Old Testament

April 26, 2016

This Strange and Sacred Scripture: Wrestling with the Old Testament and Its Oddities, by Matthew Richard Schlimm. The Old Testament is deeply and sometimes distressingly strange to modern Christians (as it was also to many ancient readers). Schlimm does not explain away the bizarre or unsettling; rather, he shows how it is sometimes in the very peculiarities of scripture that we can find illumination. I have successfully used this book with first-semester seminary students. It is engagingly written and full of wisdom.

An Introduction to Womanist Biblical Interpretation, by Nyasha Junior. This primer on womanist biblical interpretation is clear and accessible. The historical chapters alone are worth the price of the book. Junior provides a succinct, cogent account of the rise of feminism and womanism over roughly the last 150 years, with special attention to the interpretation of scripture. One cannot be an informed, or compelling, interpreter of scripture today without moving beyond the white, largely male scholarly discourse that continues to dominate the field. Junior proves a skilled guide into these rich interpretive worlds.

Sacred Sense: Discovering the Wonder of God’s Word and World, by William P. Brown. Though I am a fan of what biblical criticism can do to illuminate scripture, it has sometimes sucked the wonder out of the text. This slim volume offers a stark and refreshing contrast. In brief chapters on texts from Genesis to Revelation, Brown uses his considerable gifts as an interpreter of the Bible to help us rediscover its enchantments.

On Biblical Poetry, by F. W. Dobbs-Allsopp. Though not beach reading by any stretch, this study rewards anyone who wants to move beyond the simple idea that Hebrew poetry is “characterized by parallelism.” Dobbs-Allsopp offers sophisticated and illuminating discussions of the way that poetry makes meaning, as well as implications for how we might understand it as scripture.

The Bible in the Contemporary World: Hermeneutical Ventures, by Richard Bauckham. These essays put biblical texts and Christian traditions into conversation with the critical issues facing all of us: consumerism, environmental degradation, poverty, and globalization, among others. Bauckham elegantly illumines the way the Bible speaks its critical voices into the most disordered aspects of our common life.
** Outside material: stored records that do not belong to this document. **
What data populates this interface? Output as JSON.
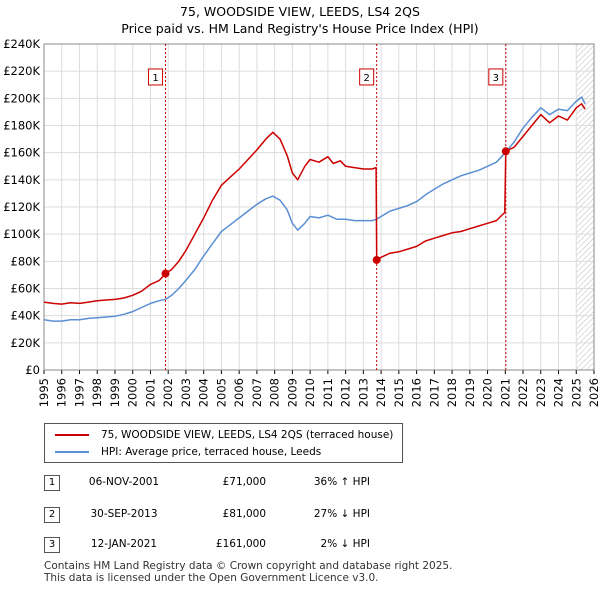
{
  "chart_data": {
    "type": "line",
    "title": "75, WOODSIDE VIEW, LEEDS, LS4 2QS",
    "subtitle": "Price paid vs. HM Land Registry's House Price Index (HPI)",
    "xlim": [
      1995,
      2026
    ],
    "ylim": [
      0,
      240000
    ],
    "x_ticks": [
      1995,
      1996,
      1997,
      1998,
      1999,
      2000,
      2001,
      2002,
      2003,
      2004,
      2005,
      2006,
      2007,
      2008,
      2009,
      2010,
      2011,
      2012,
      2013,
      2014,
      2015,
      2016,
      2017,
      2018,
      2019,
      2020,
      2021,
      2022,
      2023,
      2024,
      2025,
      2026
    ],
    "y_ticks": [
      0,
      20000,
      40000,
      60000,
      80000,
      100000,
      120000,
      140000,
      160000,
      180000,
      200000,
      220000,
      240000
    ],
    "y_tick_labels": [
      "£0",
      "£20K",
      "£40K",
      "£60K",
      "£80K",
      "£100K",
      "£120K",
      "£140K",
      "£160K",
      "£180K",
      "£200K",
      "£220K",
      "£240K"
    ],
    "series": [
      {
        "name": "75, WOODSIDE VIEW, LEEDS, LS4 2QS (terraced house)",
        "color": "#cc0000",
        "points": [
          [
            1995.0,
            50000
          ],
          [
            1995.5,
            49000
          ],
          [
            1996.0,
            48500
          ],
          [
            1996.5,
            49500
          ],
          [
            1997.0,
            49000
          ],
          [
            1997.5,
            50000
          ],
          [
            1998.0,
            51000
          ],
          [
            1998.5,
            51500
          ],
          [
            1999.0,
            52000
          ],
          [
            1999.5,
            53000
          ],
          [
            2000.0,
            55000
          ],
          [
            2000.5,
            58000
          ],
          [
            2001.0,
            63000
          ],
          [
            2001.5,
            66000
          ],
          [
            2001.85,
            71000
          ],
          [
            2002.2,
            74000
          ],
          [
            2002.6,
            80000
          ],
          [
            2003.0,
            88000
          ],
          [
            2003.5,
            100000
          ],
          [
            2004.0,
            112000
          ],
          [
            2004.5,
            125000
          ],
          [
            2005.0,
            136000
          ],
          [
            2005.5,
            142000
          ],
          [
            2006.0,
            148000
          ],
          [
            2006.5,
            155000
          ],
          [
            2007.0,
            162000
          ],
          [
            2007.5,
            170000
          ],
          [
            2007.9,
            175000
          ],
          [
            2008.3,
            170000
          ],
          [
            2008.7,
            158000
          ],
          [
            2009.0,
            145000
          ],
          [
            2009.3,
            140000
          ],
          [
            2009.7,
            150000
          ],
          [
            2010.0,
            155000
          ],
          [
            2010.5,
            153000
          ],
          [
            2011.0,
            157000
          ],
          [
            2011.3,
            152000
          ],
          [
            2011.7,
            154000
          ],
          [
            2012.0,
            150000
          ],
          [
            2012.5,
            149000
          ],
          [
            2013.0,
            148000
          ],
          [
            2013.5,
            148000
          ],
          [
            2013.72,
            149000
          ],
          [
            2013.75,
            81000
          ],
          [
            2014.0,
            83000
          ],
          [
            2014.5,
            86000
          ],
          [
            2015.0,
            87000
          ],
          [
            2015.5,
            89000
          ],
          [
            2016.0,
            91000
          ],
          [
            2016.5,
            95000
          ],
          [
            2017.0,
            97000
          ],
          [
            2017.5,
            99000
          ],
          [
            2018.0,
            101000
          ],
          [
            2018.5,
            102000
          ],
          [
            2019.0,
            104000
          ],
          [
            2019.5,
            106000
          ],
          [
            2020.0,
            108000
          ],
          [
            2020.5,
            110000
          ],
          [
            2020.97,
            116000
          ],
          [
            2021.03,
            161000
          ],
          [
            2021.5,
            164000
          ],
          [
            2022.0,
            172000
          ],
          [
            2022.5,
            180000
          ],
          [
            2023.0,
            188000
          ],
          [
            2023.5,
            182000
          ],
          [
            2024.0,
            187000
          ],
          [
            2024.5,
            184000
          ],
          [
            2025.0,
            193000
          ],
          [
            2025.3,
            196000
          ],
          [
            2025.5,
            192000
          ]
        ]
      },
      {
        "name": "HPI: Average price, terraced house, Leeds",
        "color": "#5b8fd4",
        "points": [
          [
            1995.0,
            37000
          ],
          [
            1995.5,
            36000
          ],
          [
            1996.0,
            36000
          ],
          [
            1996.5,
            37000
          ],
          [
            1997.0,
            37000
          ],
          [
            1997.5,
            38000
          ],
          [
            1998.0,
            38500
          ],
          [
            1998.5,
            39000
          ],
          [
            1999.0,
            39500
          ],
          [
            1999.5,
            41000
          ],
          [
            2000.0,
            43000
          ],
          [
            2000.5,
            46000
          ],
          [
            2001.0,
            49000
          ],
          [
            2001.5,
            51000
          ],
          [
            2001.85,
            52000
          ],
          [
            2002.2,
            55000
          ],
          [
            2002.6,
            60000
          ],
          [
            2003.0,
            66000
          ],
          [
            2003.5,
            74000
          ],
          [
            2004.0,
            84000
          ],
          [
            2004.5,
            93000
          ],
          [
            2005.0,
            102000
          ],
          [
            2005.5,
            107000
          ],
          [
            2006.0,
            112000
          ],
          [
            2006.5,
            117000
          ],
          [
            2007.0,
            122000
          ],
          [
            2007.5,
            126000
          ],
          [
            2007.9,
            128000
          ],
          [
            2008.3,
            125000
          ],
          [
            2008.7,
            118000
          ],
          [
            2009.0,
            108000
          ],
          [
            2009.3,
            103000
          ],
          [
            2009.7,
            108000
          ],
          [
            2010.0,
            113000
          ],
          [
            2010.5,
            112000
          ],
          [
            2011.0,
            114000
          ],
          [
            2011.5,
            111000
          ],
          [
            2012.0,
            111000
          ],
          [
            2012.5,
            110000
          ],
          [
            2013.0,
            110000
          ],
          [
            2013.5,
            110000
          ],
          [
            2013.75,
            111000
          ],
          [
            2014.0,
            113000
          ],
          [
            2014.5,
            117000
          ],
          [
            2015.0,
            119000
          ],
          [
            2015.5,
            121000
          ],
          [
            2016.0,
            124000
          ],
          [
            2016.5,
            129000
          ],
          [
            2017.0,
            133000
          ],
          [
            2017.5,
            137000
          ],
          [
            2018.0,
            140000
          ],
          [
            2018.5,
            143000
          ],
          [
            2019.0,
            145000
          ],
          [
            2019.5,
            147000
          ],
          [
            2020.0,
            150000
          ],
          [
            2020.5,
            153000
          ],
          [
            2021.0,
            160000
          ],
          [
            2021.5,
            168000
          ],
          [
            2022.0,
            178000
          ],
          [
            2022.5,
            186000
          ],
          [
            2023.0,
            193000
          ],
          [
            2023.5,
            188000
          ],
          [
            2024.0,
            192000
          ],
          [
            2024.5,
            191000
          ],
          [
            2025.0,
            198000
          ],
          [
            2025.3,
            201000
          ],
          [
            2025.5,
            196000
          ]
        ]
      }
    ],
    "sales": [
      {
        "label": "1",
        "x": 2001.85,
        "value": 71000
      },
      {
        "label": "2",
        "x": 2013.75,
        "value": 81000
      },
      {
        "label": "3",
        "x": 2021.03,
        "value": 161000
      }
    ],
    "marker_label_value": 215000,
    "hatch_from": 2025.0
  },
  "legend": {
    "property": "75, WOODSIDE VIEW, LEEDS, LS4 2QS (terraced house)",
    "hpi": "HPI: Average price, terraced house, Leeds"
  },
  "sales_table": [
    {
      "num": "1",
      "date": "06-NOV-2001",
      "price": "£71,000",
      "hpi": "36% ↑ HPI"
    },
    {
      "num": "2",
      "date": "30-SEP-2013",
      "price": "£81,000",
      "hpi": "27% ↓ HPI"
    },
    {
      "num": "3",
      "date": "12-JAN-2021",
      "price": "£161,000",
      "hpi": "2% ↓ HPI"
    }
  ],
  "footer": {
    "line1": "Contains HM Land Registry data © Crown copyright and database right 2025.",
    "line2": "This data is licensed under the Open Government Licence v3.0."
  },
  "colors": {
    "property_line": "#cc0000",
    "hpi_line": "#5b8fd4",
    "sale_marker_line": "#cc0000",
    "grid": "#dddddd"
  }
}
Chosen? Reading the Bible Amid the Israeli-Palestinian Conflict, by Walter Brueggemann. Many Christians want to have an informed opinion about the Israeli-Palestinian conflict and especially to understand how the Bible fits into arguments over this contentious issue. In this slender volume, Brueggemann succinctly names the key issues and perspectives and then shows how the Bible sometimes muddies, but may also usefully contribute to, an informed perspective.

Biblical Prophecy: Perspectives for Christian Theology, Discipleship, and Ministry, by Ellen F. Davis. A supplement to the Inter­pretation commentaries, this volume takes a broad view of biblical prophecy. Davis begins with Abraham and continues well into the New Testament. Present-day concerns are front and center, including a final chapter on interfaith relations with Islam. Davis’s well-known clarity, insight, and theological acumen are all on display here.

Ethics in Ancient Israel, by John Barton. “Old Testament ethics” is often associated with holy war and other unsavory ideologies. Barton shows that the ethical perspectives of ancient Israel reflected in the Old Testament are much more diverse, and more interesting, than such stereotypes allow. This work is descriptive rather than prescriptive; yet it demonstrates how nourishing the “moral philosophies” of the Old Testament can be for Christians.

Encyclical on Climate Change and Inequality: On Care for Our Common Home, by Pope Francis. One doesn’t have to be Roman Catholic or agree with everything in this highly readable encyclical to be enriched by it. Grounded in rich exegesis of the early chapters of Genesis, this book calls for us to abandon the “misguided anthropocentrism” that devastates creation and exacerbates inequality. Integrating economic and scientific theory with theology and sound biblical interpretation, Pope Francis argues cogently for why we should care what happens to our planet and to all who live on it.